En definitiva, no ha sido un mal comienzo si hacemos un balance, aunque el segundo episodio fue claramente superior al primero. España da un tono especial a la serie y a la franquicia, lo cual no está dicho desde un patriotismo exasperante y rayano en el chauvinismo (quien escribe, de hecho, no es español) sino por todo lo que la rica cultura y los paisajes hispánicos ofrecen como marco en cuanto a las posibilidades que abre a la franquicia (hasta donde sé, se ha filmado también en Sevilla, Zaragoza y Madrid).
Lo que esperamos es que no quede todo esto completamente olvidado con la próxima temporada en aras de una nueva trama autoconclusiva en la próxima parada del tour europeo. El “fantasma” de Isabelle fue prácticamente el responsable de que Daryl no muriera dentro del túnel y ahora ella ya está casi olvidada. Laurent y Nash partieron en vuelo con destino a América: ¿lograron llegar?
Ojalá en algún momento tengamos esa respuesta. Mientras tanto, les espero para analizar el tercer episodio. Hasta entonces y sean felices…




Es muy cutre un pueblo de Galicia, que se ve a leguas que no lo es .las fallas alli jajaaj .la vaquera de Barcelona todo muy cutre el guion malo malo ,lo mismo de siempre daryl haciendo amigos muy flojo todo a pesar de ser mi pareja favorita de walking dead es la peor serie en Francia Inglaterra y de momento España
La tercera temporada la subieron por Amazon ?

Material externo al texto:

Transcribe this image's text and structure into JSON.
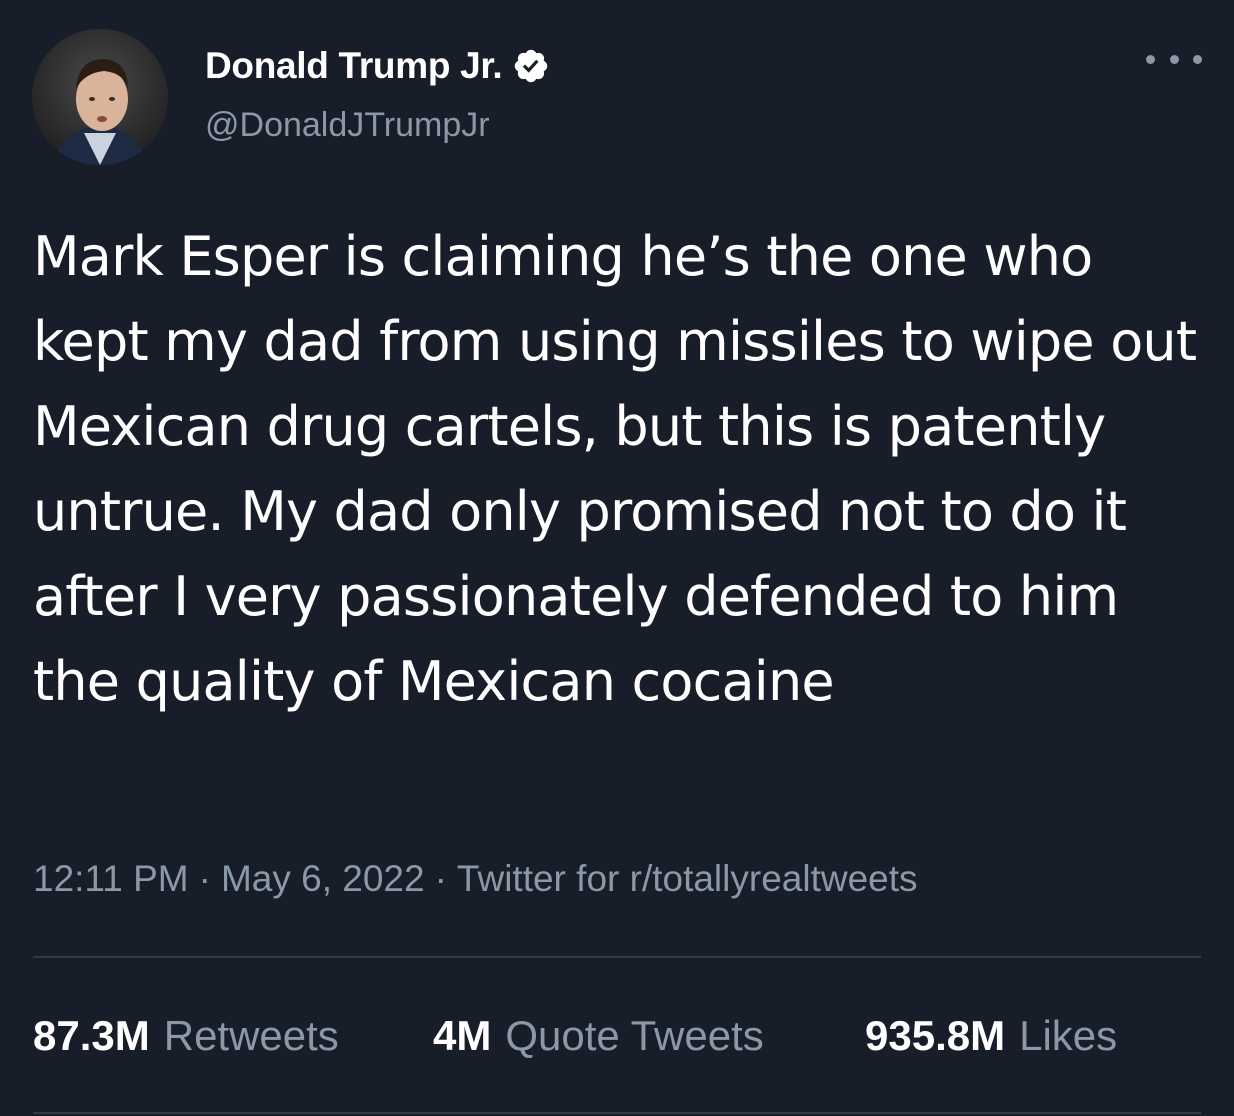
{
  "author": {
    "display_name": "Donald Trump Jr.",
    "handle": "@DonaldJTrumpJr",
    "verified": true
  },
  "icons": {
    "avatar": "profile-photo",
    "verified": "verified-badge-icon",
    "more": "more-options-icon"
  },
  "tweet": {
    "text": "Mark Esper is claiming he’s the one who kept my dad from using missiles to wipe out Mexican drug cartels, but this is patently untrue. My dad only promised not to do it after I very passionately defended to him the quality of Mexican cocaine",
    "time": "12:11 PM",
    "date": "May 6, 2022",
    "source": "Twitter for r/totallyrealtweets",
    "separator": "·"
  },
  "stats": {
    "retweets_count": "87.3M",
    "retweets_label": "Retweets",
    "quotes_count": "4M",
    "quotes_label": "Quote Tweets",
    "likes_count": "935.8M",
    "likes_label": "Likes"
  },
  "colors": {
    "background": "#171e29",
    "text_primary": "#ffffff",
    "text_secondary": "#8b98a5",
    "divider": "#2f3a46"
  }
}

Hola Marcela. Sí y no. Porque la temporada es exclusiva de AMC+, al cual se puede acceder desde Prime Video pero, según tengo entendido, implica una suscripción aparte, como una especie de plus dentro de la suscripción. Un saludo y ojalá puedas verla de alguna forma…

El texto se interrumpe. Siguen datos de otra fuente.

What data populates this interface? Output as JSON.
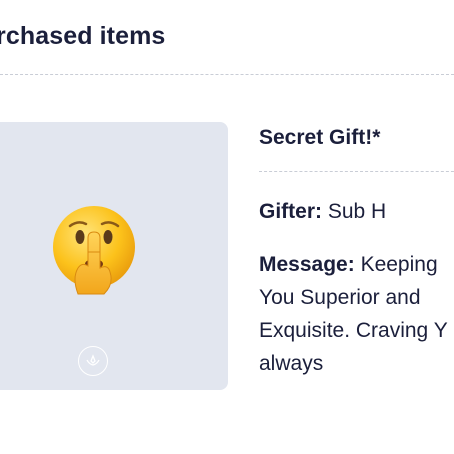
{
  "section": {
    "title": "rchased items"
  },
  "item": {
    "name": "Secret Gift!*",
    "emoji": "shushing-face",
    "gifter_label": "Gifter:",
    "gifter_value": "Sub H",
    "message_label": "Message:",
    "message_lines": [
      "Keeping",
      "You Superior and",
      "Exquisite. Craving Y",
      "always"
    ]
  },
  "colors": {
    "text": "#1b1f3b",
    "card_background": "#e2e6ef",
    "divider": "#c9cdd6"
  }
}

Hola Juan: gracias por comentar! En el artículo digo justamente que hay cosas que pueden hacer chirriar en la supuesta representación de la hispanidad. De todas formas, lo de las Fallas es lo único que fue precisamente justificado desde el argumento, pues Federico explica durante la cena de agasajo que Solaz del Mar no es un pueblo de gallegos, sino un crisol de sobrevivientes de toda España, lo cual le daría sentido: no está mal que al menos se hayan esforzado en explicar por qué hay Fallas en Galicia.
De cualquier forma, coincido en que hay muchos detalles flojos que continúan los que ya traía la segunda temporada. Un saludo y muchas gracias por el aporte!